Mechanical Force May Help HIV Invade Cells

A team of biophysicists has tested a hypothesis that HIV may exert force on cell-surface receptors as part of the chain of events that leads to infection. Through single-molecule experiments, the researchers demonstrated that a mechanical force causes conformational and chemical changes to the cellular protein targeted by HIV (ACS Nano 2014, DOI: 10.1021/nn503557w). This is the first study to examine how mechanical forces affect the physical and chemical properties of a cell receptor, which may one day lead to development of new kinds of treatments for disease, the researchers say.

HIV infection starts when a glycoprotein on the surface of the virus, gp120, binds with the CD4 receptor on the surface of a T cell. The binding triggers a cascade of other protein-protein interactions, which eventually allows the virus to fuse its membrane to the cell’s own. But the details of the initial interaction between CD4 and gp120 are still not known, says Raul Perez-Jimenez, a chemist who specializes in nanoscale biomechanics at CIC nanoGUNE, a nanoscience research center in San Sebastian, Spain. In the past, Perez-Jimenez has used a method called force spectrometry to study the mechanical properties of the muscle protein myosin. He wondered whether the gp120-CD4 binding might have a mechanical component, too.

Perez-Jimenez spent five years performing experiments to look at the CD4 protein in isolation, simply asking whether mechanical forces have an effect on it. He worked with biologists to engineer cells to produce the part of the CD4 protein that interacts with gp120, connected to linker proteins on either side. They then tethered the linkers to a gold surface and used an atomic force microscope probe to pull on them while observing physical and chemical changes.

Under forces as low as 20 piconewtons, the CD4 protein elongates and becomes more flexible. Perez-Jimenez also saw that disulfide bonds normally tucked within the CD4 protein get exposed and become more reactive. This, he says, may support some scientists’ hypothesis that reactions with these disulfide bonds help HIV gain entry into T cells. These results together show that even very small mechanical forces might help exert conformational and chemical changes on the CD4 receptor that could help the virus infect cells.
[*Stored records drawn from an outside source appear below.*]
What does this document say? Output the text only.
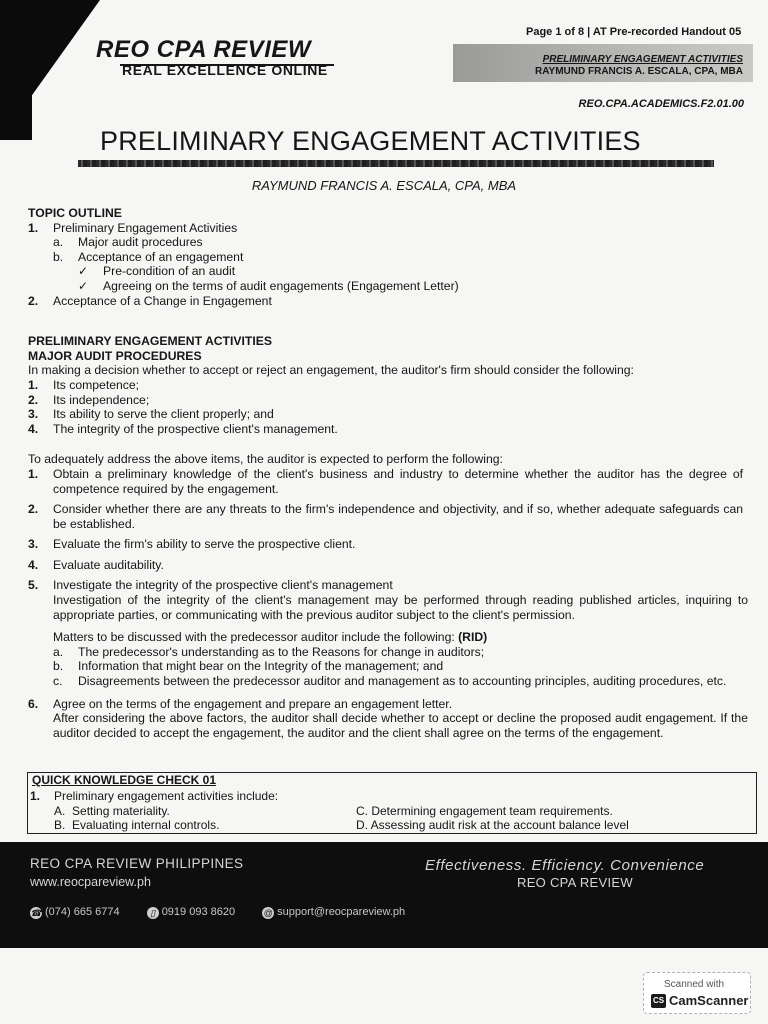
REO CPA REVIEW
REAL EXCELLENCE ONLINE
Page 1 of 8 | AT Pre-recorded Handout 05
PRELIMINARY ENGAGEMENT ACTIVITIES
RAYMUND FRANCIS A. ESCALA, CPA, MBA
REO.CPA.ACADEMICS.F2.01.00
PRELIMINARY ENGAGEMENT ACTIVITIES
RAYMUND FRANCIS A. ESCALA, CPA, MBA
TOPIC OUTLINE
1. Preliminary Engagement Activities
a. Major audit procedures
b. Acceptance of an engagement
✓ Pre-condition of an audit
✓ Agreeing on the terms of audit engagements (Engagement Letter)
2. Acceptance of a Change in Engagement
PRELIMINARY ENGAGEMENT ACTIVITIES
MAJOR AUDIT PROCEDURES
In making a decision whether to accept or reject an engagement, the auditor's firm should consider the following:
1. Its competence;
2. Its independence;
3. Its ability to serve the client properly; and
4. The integrity of the prospective client's management.
To adequately address the above items, the auditor is expected to perform the following:
1. Obtain a preliminary knowledge of the client's business and industry to determine whether the auditor has the degree of competence required by the engagement.
2. Consider whether there are any threats to the firm's independence and objectivity, and if so, whether adequate safeguards can be established.
3. Evaluate the firm's ability to serve the prospective client.
4. Evaluate auditability.
5. Investigate the integrity of the prospective client's management
Investigation of the integrity of the client's management may be performed through reading published articles, inquiring to appropriate parties, or communicating with the previous auditor subject to the client's permission.
Matters to be discussed with the predecessor auditor include the following: (RID)
a. The predecessor's understanding as to the Reasons for change in auditors;
b. Information that might bear on the Integrity of the management; and
c. Disagreements between the predecessor auditor and management as to accounting principles, auditing procedures, etc.
6. Agree on the terms of the engagement and prepare an engagement letter.
After considering the above factors, the auditor shall decide whether to accept or decline the proposed audit engagement. If the auditor decided to accept the engagement, the auditor and the client shall agree on the terms of the engagement.
QUICK KNOWLEDGE CHECK 01
1. Preliminary engagement activities include:
A. Setting materiality.
B. Evaluating internal controls.
C. Determining engagement team requirements.
D. Assessing audit risk at the account balance level
REO CPA REVIEW PHILIPPINES
www.reocpareview.ph
Effectiveness. Efficiency. Convenience
REO CPA REVIEW
☎ (074) 665 6774	▯ 0919 093 8620	@ support@reocpareview.ph
Scanned with
CS CamScanner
Perez-Jimenez then tested whether the investigational drug ibalizumab, an antibody that binds to CD4 and prevents HIV infection, had a mechanical effect on the cell receptor. He found it took more force to pull on the CD4 protein when bound to ibalizumab, meaning that the antibody makes CD4 more rigid. The results suggest that mechanical effects may be part of the mechanism by which ibalzumab works, Perez-Jimenez says.
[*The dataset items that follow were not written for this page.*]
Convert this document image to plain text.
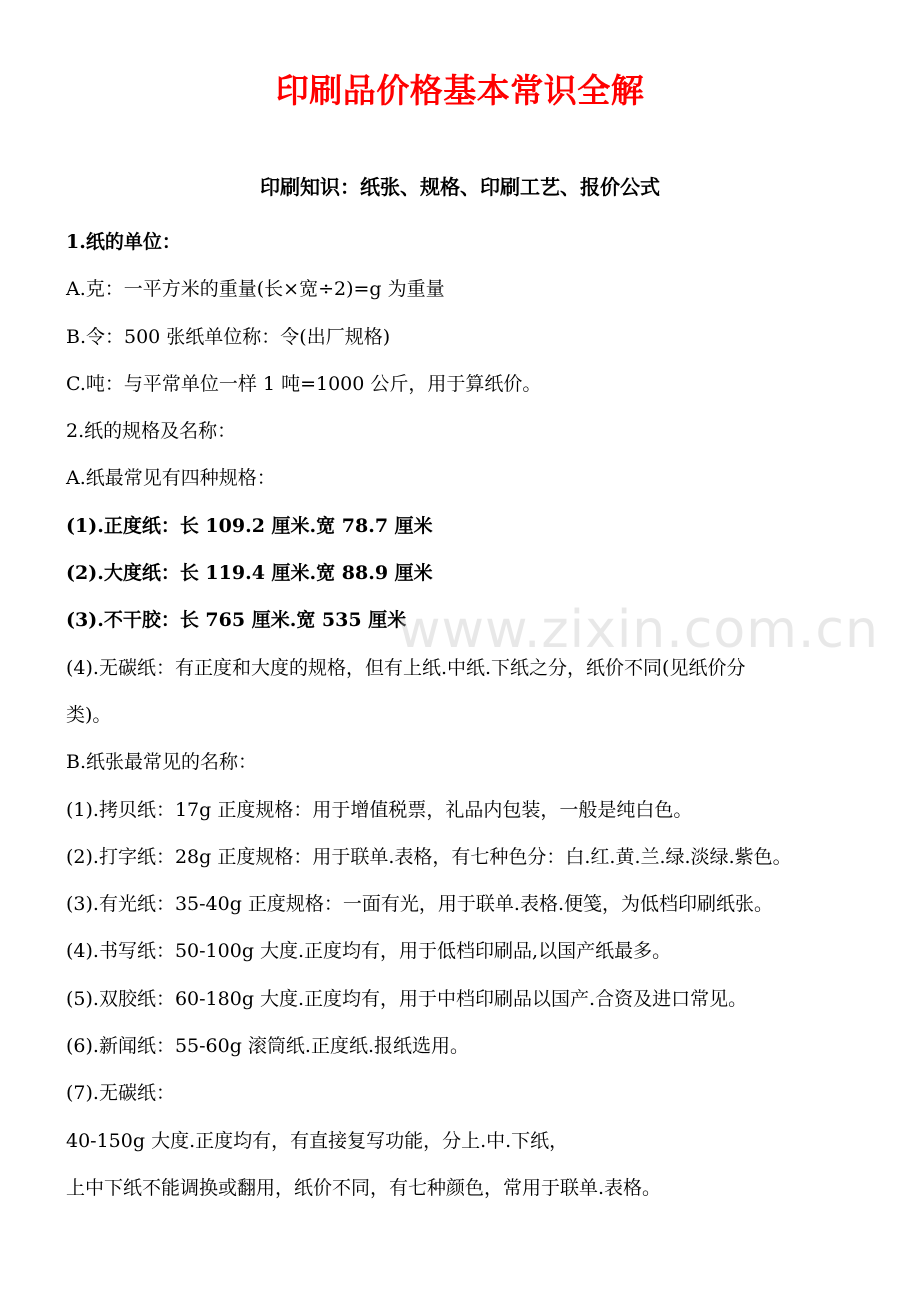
印刷品价格基本常识全解
印刷知识：纸张、规格、印刷工艺、报价公式
1.纸的单位：
A.克：一平方米的重量(长×宽÷2)=g 为重量
B.令：500 张纸单位称：令(出厂规格)
C.吨：与平常单位一样 1 吨=1000 公斤，用于算纸价。
2.纸的规格及名称：
A.纸最常见有四种规格：
(1).正度纸：长 109.2 厘米.宽 78.7 厘米
(2).大度纸：长 119.4 厘米.宽 88.9 厘米
(3).不干胶：长 765 厘米.宽 535 厘米
(4).无碳纸：有正度和大度的规格，但有上纸.中纸.下纸之分，纸价不同(见纸价分
类)。
B.纸张最常见的名称：
(1).拷贝纸：17g 正度规格：用于增值税票，礼品内包装，一般是纯白色。
(2).打字纸：28g 正度规格：用于联单.表格，有七种色分：白.红.黄.兰.绿.淡绿.紫色。
(3).有光纸：35-40g 正度规格：一面有光，用于联单.表格.便笺，为低档印刷纸张。
(4).书写纸：50-100g 大度.正度均有，用于低档印刷品,以国产纸最多。
(5).双胶纸：60-180g 大度.正度均有，用于中档印刷品以国产.合资及进口常见。
(6).新闻纸：55-60g 滚筒纸.正度纸.报纸选用。
(7).无碳纸：
40-150g 大度.正度均有，有直接复写功能，分上.中.下纸，
上中下纸不能调换或翻用，纸价不同，有七种颜色，常用于联单.表格。
www.zixin.com.cn
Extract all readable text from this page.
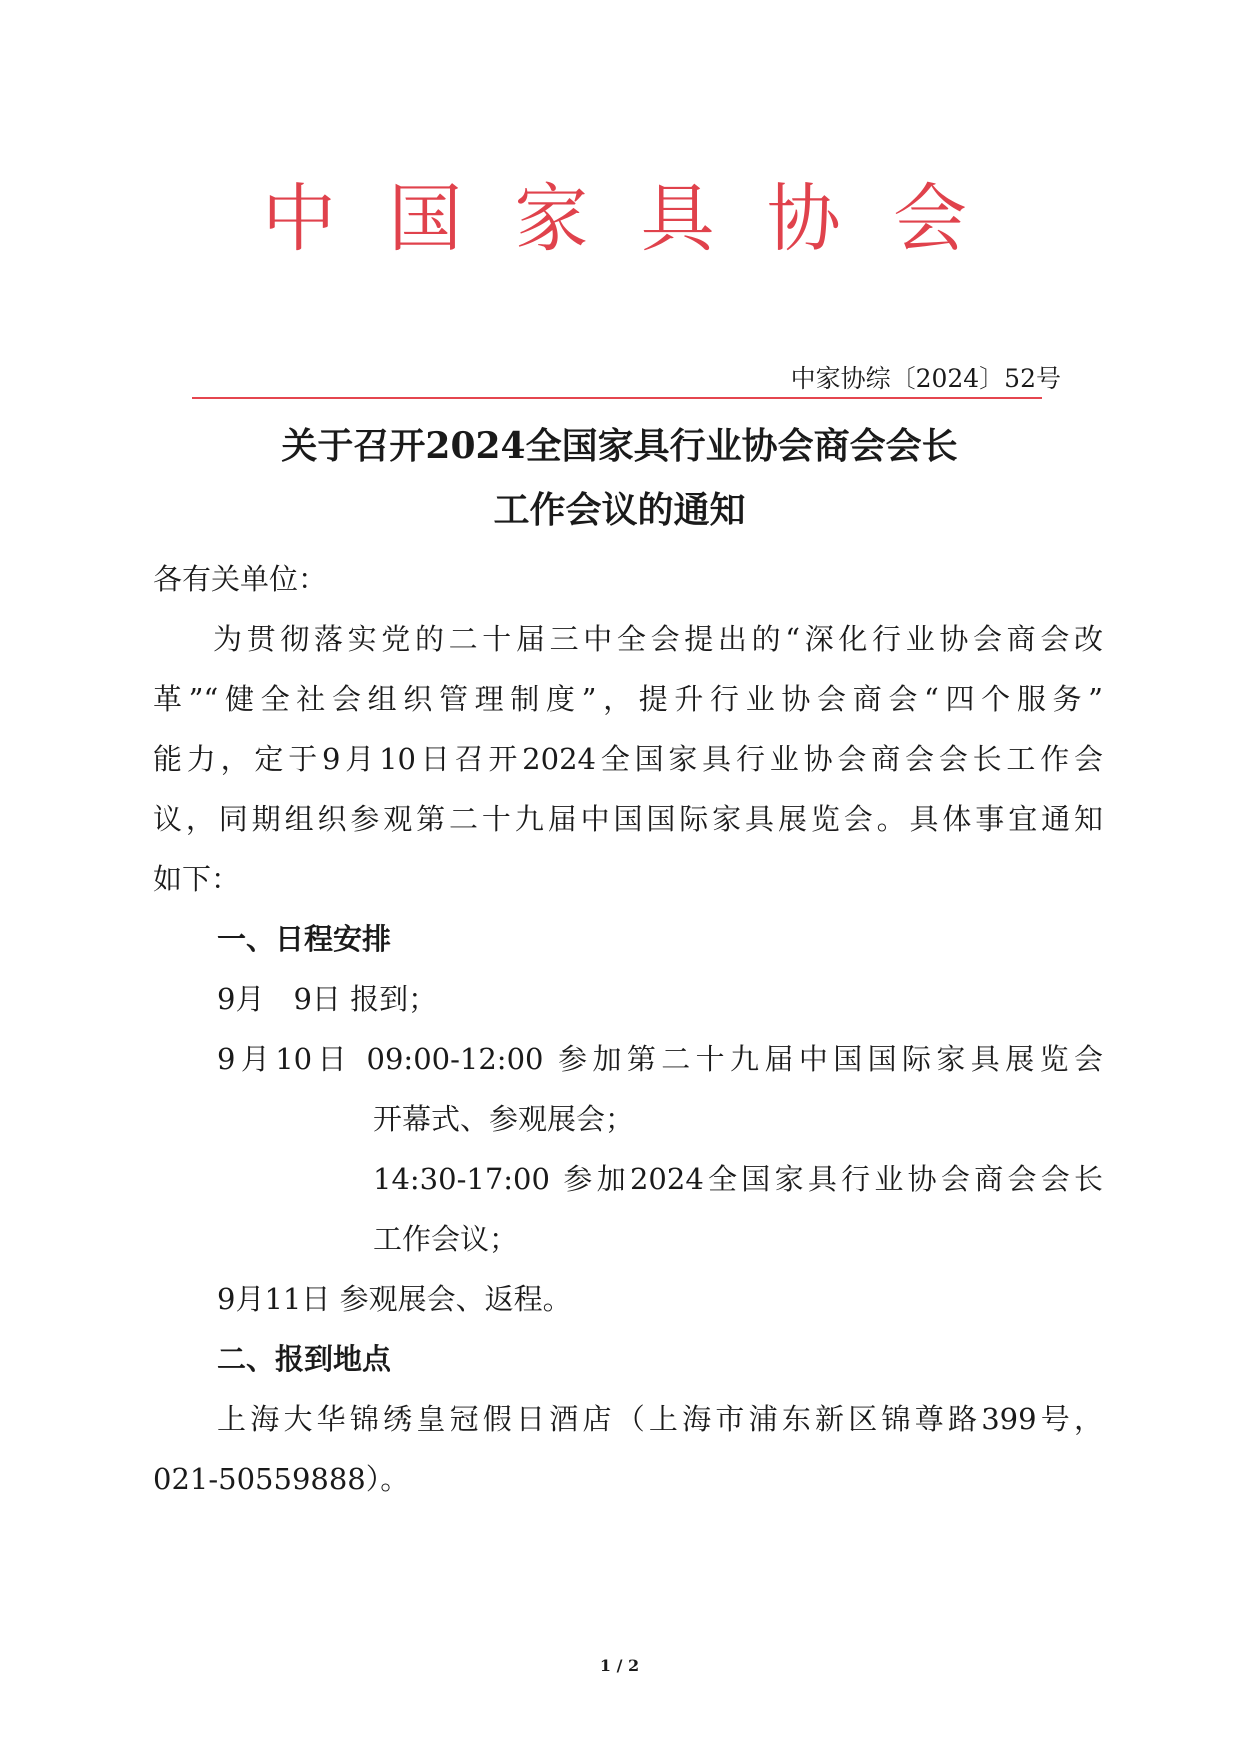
中 国 家 具 协 会
中家协综〔2024〕52号
关于召开2024全国家具行业协会商会会长
工作会议的通知
各有关单位：
为贯彻落实党的二十届三中全会提出的“深化行业协会商会改
革”“健全社会组织管理制度”，提升行业协会商会“四个服务”
能力，定于9月10日召开2024全国家具行业协会商会会长工作会
议，同期组织参观第二十九届中国国际家具展览会。具体事宜通知
如下：
一、日程安排
9月　9日 报到；
9月10日 09:00-12:00 参加第二十九届中国国际家具展览会
开幕式、参观展会；
14:30-17:00 参加2024全国家具行业协会商会会长
工作会议；
9月11日 参观展会、返程。
二、报到地点
上海大华锦绣皇冠假日酒店（上海市浦东新区锦尊路399号，
021-50559888）。
1 / 2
The next step is to figure out how much mechanical force HIV applies to CD4 in the membranes of living T cells—an experiment Perez-Jimenez is planning.

“The HIV-CD4 interaction is highly dynamic and difficult to observe,” says Andrew Ward, a structural biologist who studies membrane proteins and HIV at Scripps Research Institute, La Jolla, Calif. Understanding the biophysics of how these interactions work is important, even if it’s not yet clear how to exploit those mechanical effects with a drug. The new data have shown the field “something that no other technique can reveal,” he says.